Matthew Hirschey, PhD
Principal Investigator
Associate Professor of Medicine
Associate Professor in Pharmacology and Cancer Biology
Associate Professor
Member of Sarah W. Stedman Nutrition and Metabolism Center
Member of the Duke Cancer Institute
Contact Information

Carmichael Building
919-479-2315
matthew.hirschey@duke.edu

SUMMARY

Matthew Hirschey is a tenured Associate Professor at Duke University in the Departments of Medicine, Division of Endocrinology, Metabolism and Nutrition and Pharmacology & Cancer Biology, and is a faculty member of the Duke Molecular Physiology Institute where his lab is located.

He obtained a Bachelor’s of Science at the University of Vermont, and received several undergraduate awards, including a research thesis in Chemistry. He earned a Ph.D. in Chemistry and Biochemistry at the University of California, Santa Barbara with Alison Butler, where he combined inorganic semiconductor research with microbiology, exploring new applications in bio-materials research. He was a post-doctoral research fellow with Eric Verdin at the Gladstone Institutes at the University of California in San Francisco, where he studied the function of acetylation and deacetylation by the enzyme SIRT3 in the mitochondria. He identified acetylation is a mitochondrial protein modification that regulates fatty acid oxidation, and loss of SIRT3 in mice and man results in the accelerated development of the metabolic syndrome.

Dr. Hirschey, who started his lab at Duke in 2011, studies how cells integrate nutrient sensing and metabolism. He is particularly interested in how metabolites and chemical modifications control metabolism. Metabolic regulation is important for several physiological states and disease processes, including diabetes, cardiovascular disease, cancer, and the aging process.

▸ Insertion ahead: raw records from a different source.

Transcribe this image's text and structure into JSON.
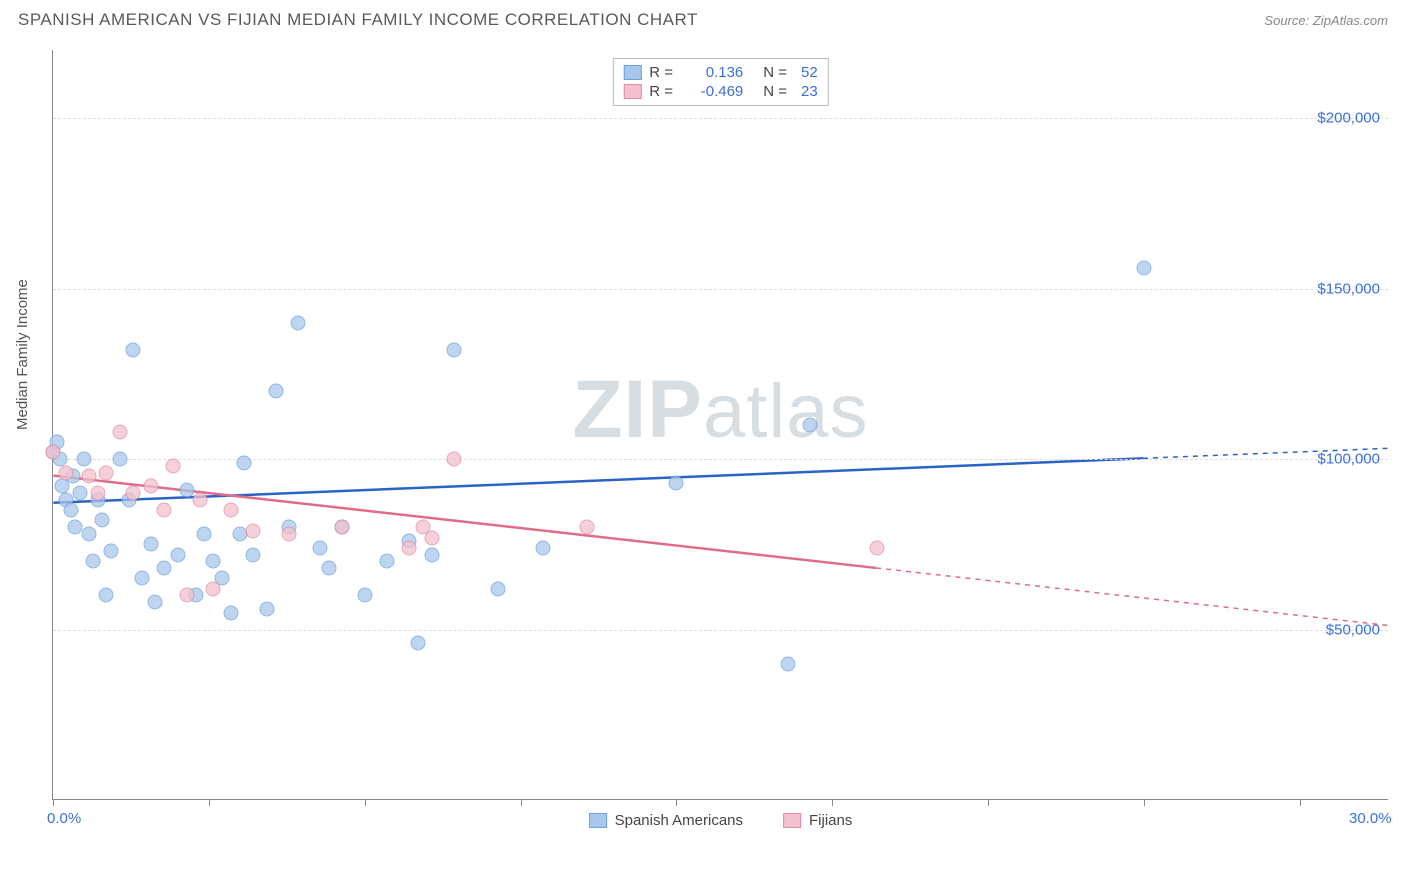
{
  "header": {
    "title": "SPANISH AMERICAN VS FIJIAN MEDIAN FAMILY INCOME CORRELATION CHART",
    "source_label": "Source:",
    "source_name": "ZipAtlas.com"
  },
  "chart": {
    "type": "scatter",
    "y_axis_label": "Median Family Income",
    "x_range": [
      0,
      30
    ],
    "y_range": [
      0,
      220000
    ],
    "x_ticks_pct": [
      0,
      3.5,
      7,
      10.5,
      14,
      17.5,
      21,
      24.5,
      28
    ],
    "x_labels": [
      {
        "pct": 0,
        "text": "0.0%"
      },
      {
        "pct": 30,
        "text": "30.0%"
      }
    ],
    "y_gridlines": [
      50000,
      100000,
      150000,
      200000
    ],
    "y_tick_labels": [
      {
        "val": 50000,
        "text": "$50,000"
      },
      {
        "val": 100000,
        "text": "$100,000"
      },
      {
        "val": 150000,
        "text": "$150,000"
      },
      {
        "val": 200000,
        "text": "$200,000"
      }
    ],
    "background_color": "#ffffff",
    "grid_color": "#dddddd",
    "axis_color": "#888888",
    "point_radius": 7.5,
    "series": [
      {
        "name": "Spanish Americans",
        "fill": "#a9c7ea",
        "stroke": "#6da0dd",
        "opacity": 0.75,
        "points": [
          [
            0.0,
            102000
          ],
          [
            0.1,
            105000
          ],
          [
            0.15,
            100000
          ],
          [
            0.2,
            92000
          ],
          [
            0.3,
            88000
          ],
          [
            0.4,
            85000
          ],
          [
            0.45,
            95000
          ],
          [
            0.5,
            80000
          ],
          [
            0.6,
            90000
          ],
          [
            0.7,
            100000
          ],
          [
            0.8,
            78000
          ],
          [
            0.9,
            70000
          ],
          [
            1.0,
            88000
          ],
          [
            1.1,
            82000
          ],
          [
            1.2,
            60000
          ],
          [
            1.3,
            73000
          ],
          [
            1.5,
            100000
          ],
          [
            1.7,
            88000
          ],
          [
            1.8,
            132000
          ],
          [
            2.0,
            65000
          ],
          [
            2.2,
            75000
          ],
          [
            2.3,
            58000
          ],
          [
            2.5,
            68000
          ],
          [
            2.8,
            72000
          ],
          [
            3.0,
            91000
          ],
          [
            3.2,
            60000
          ],
          [
            3.4,
            78000
          ],
          [
            3.6,
            70000
          ],
          [
            3.8,
            65000
          ],
          [
            4.0,
            55000
          ],
          [
            4.2,
            78000
          ],
          [
            4.3,
            99000
          ],
          [
            4.5,
            72000
          ],
          [
            4.8,
            56000
          ],
          [
            5.0,
            120000
          ],
          [
            5.3,
            80000
          ],
          [
            5.5,
            140000
          ],
          [
            6.0,
            74000
          ],
          [
            6.2,
            68000
          ],
          [
            6.5,
            80000
          ],
          [
            7.0,
            60000
          ],
          [
            7.5,
            70000
          ],
          [
            8.0,
            76000
          ],
          [
            8.2,
            46000
          ],
          [
            8.5,
            72000
          ],
          [
            9.0,
            132000
          ],
          [
            10.0,
            62000
          ],
          [
            11.0,
            74000
          ],
          [
            14.0,
            93000
          ],
          [
            16.5,
            40000
          ],
          [
            17.0,
            110000
          ],
          [
            24.5,
            156000
          ]
        ],
        "trend": {
          "x1": 0,
          "y1": 87000,
          "x2": 30,
          "y2": 103000,
          "dash_limit": 24.5,
          "color": "#2b62c8",
          "width": 2.5
        }
      },
      {
        "name": "Fijians",
        "fill": "#f3c1cd",
        "stroke": "#e58aa3",
        "opacity": 0.75,
        "points": [
          [
            0.0,
            102000
          ],
          [
            0.3,
            96000
          ],
          [
            0.8,
            95000
          ],
          [
            1.0,
            90000
          ],
          [
            1.2,
            96000
          ],
          [
            1.5,
            108000
          ],
          [
            1.8,
            90000
          ],
          [
            2.2,
            92000
          ],
          [
            2.5,
            85000
          ],
          [
            2.7,
            98000
          ],
          [
            3.0,
            60000
          ],
          [
            3.3,
            88000
          ],
          [
            3.6,
            62000
          ],
          [
            4.0,
            85000
          ],
          [
            4.5,
            79000
          ],
          [
            5.3,
            78000
          ],
          [
            6.5,
            80000
          ],
          [
            8.0,
            74000
          ],
          [
            8.3,
            80000
          ],
          [
            8.5,
            77000
          ],
          [
            9.0,
            100000
          ],
          [
            12.0,
            80000
          ],
          [
            18.5,
            74000
          ]
        ],
        "trend": {
          "x1": 0,
          "y1": 95000,
          "x2": 30,
          "y2": 51000,
          "dash_limit": 18.5,
          "color": "#e06c8b",
          "width": 2.5
        }
      }
    ],
    "watermark": {
      "bold": "ZIP",
      "rest": "atlas"
    }
  },
  "legend_top": {
    "rows": [
      {
        "swatch_fill": "#a9c7ea",
        "swatch_stroke": "#6da0dd",
        "r_label": "R =",
        "r_value": "0.136",
        "n_label": "N =",
        "n_value": "52"
      },
      {
        "swatch_fill": "#f3c1cd",
        "swatch_stroke": "#e58aa3",
        "r_label": "R =",
        "r_value": "-0.469",
        "n_label": "N =",
        "n_value": "23"
      }
    ]
  },
  "legend_bottom": {
    "items": [
      {
        "swatch_fill": "#a9c7ea",
        "swatch_stroke": "#6da0dd",
        "label": "Spanish Americans"
      },
      {
        "swatch_fill": "#f3c1cd",
        "swatch_stroke": "#e58aa3",
        "label": "Fijians"
      }
    ]
  }
}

BSc University of Vermont, Burlington, VT
PhD, Chemistry and Biochemistry, University of California, Santa Barbara 

RESEARCH

One of the primary scientific goals of the Hirschey Lab is to expand our understanding of metabolic regulation by post-translational modifications of proteins and their removal by a family of enzymes called sirtuins, and how the balance maintains energy homeostasis. New types of chemical moieties are being discovered on proteins. Early on, he discovered a protein modification called glutarylation, which is regulated by the mitochondrial sirutin SIRT5. More recently, he discovered a series of new protein modifications, never before described in biology, called methylglutarylation, hydroxymethylglutarylation, and methylglutaconylation, which are regulated by the mitochondrial sirtuin SIRT4. These concepts are pushing the boundaries of knowledge and the landscape of acylation is rapidly expanding. Another major effort is to understand the mechanisms leading to lysine acylation (referring to multiple ‘acyl’ groups on proteins), the overlap with protein acetylation, and how this system influences cellular function. He recently found that non-enzymatic protein acylation can be influenced by endogenous chemical reactivity of some metabolites and can mechanistically explain the source of protein acylation.

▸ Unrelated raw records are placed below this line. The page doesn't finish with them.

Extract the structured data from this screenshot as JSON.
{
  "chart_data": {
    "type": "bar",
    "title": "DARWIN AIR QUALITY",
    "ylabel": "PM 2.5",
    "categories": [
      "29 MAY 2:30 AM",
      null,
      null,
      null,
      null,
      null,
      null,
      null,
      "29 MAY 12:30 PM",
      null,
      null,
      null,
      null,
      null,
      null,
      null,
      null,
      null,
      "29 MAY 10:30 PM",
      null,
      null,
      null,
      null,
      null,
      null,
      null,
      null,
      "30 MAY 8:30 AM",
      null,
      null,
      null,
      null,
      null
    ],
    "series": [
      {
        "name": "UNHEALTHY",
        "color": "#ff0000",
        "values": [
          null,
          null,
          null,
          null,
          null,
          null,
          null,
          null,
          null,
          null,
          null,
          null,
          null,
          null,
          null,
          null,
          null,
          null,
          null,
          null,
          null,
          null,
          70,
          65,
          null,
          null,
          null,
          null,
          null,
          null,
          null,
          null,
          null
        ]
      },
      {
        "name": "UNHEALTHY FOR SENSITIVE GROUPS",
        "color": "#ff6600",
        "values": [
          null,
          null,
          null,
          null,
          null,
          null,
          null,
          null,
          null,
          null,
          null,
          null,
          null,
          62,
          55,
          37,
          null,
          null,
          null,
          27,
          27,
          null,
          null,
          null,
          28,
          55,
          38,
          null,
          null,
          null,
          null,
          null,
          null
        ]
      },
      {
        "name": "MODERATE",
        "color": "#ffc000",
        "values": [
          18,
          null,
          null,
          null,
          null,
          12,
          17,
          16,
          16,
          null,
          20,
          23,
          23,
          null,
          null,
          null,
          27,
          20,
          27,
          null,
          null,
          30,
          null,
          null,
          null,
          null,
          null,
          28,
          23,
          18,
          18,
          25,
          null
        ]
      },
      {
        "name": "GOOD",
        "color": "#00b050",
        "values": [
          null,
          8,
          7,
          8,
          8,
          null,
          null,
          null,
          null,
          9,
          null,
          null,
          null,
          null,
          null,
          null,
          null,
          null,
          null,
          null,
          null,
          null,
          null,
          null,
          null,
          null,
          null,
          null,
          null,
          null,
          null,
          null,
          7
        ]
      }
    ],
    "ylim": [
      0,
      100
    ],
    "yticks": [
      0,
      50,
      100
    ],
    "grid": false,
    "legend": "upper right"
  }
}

His work has appeared in several leading journals, including Nature, Science, Cell Metabolism and Molecular Cell. He has received numerous awards including an Innovator Award from the American Heart Association, a New Scholar in Aging Award from the Ellison Medical Foundation, the Helmholtz Young Investigator in Diabetes (HeIDi) Award, and the Glenn Award. His work is currently supported by grants from the Glenn Foundation, and the National Institutes of Health.

Dr Hirschey is committed to supporting all voices in science and making academic science a place that supports all scientists, regardless of race, ethnicity, religion, socioeconomic status, ability, age, sexual orientation, culture, gender, gender identity, or other personal characteristics.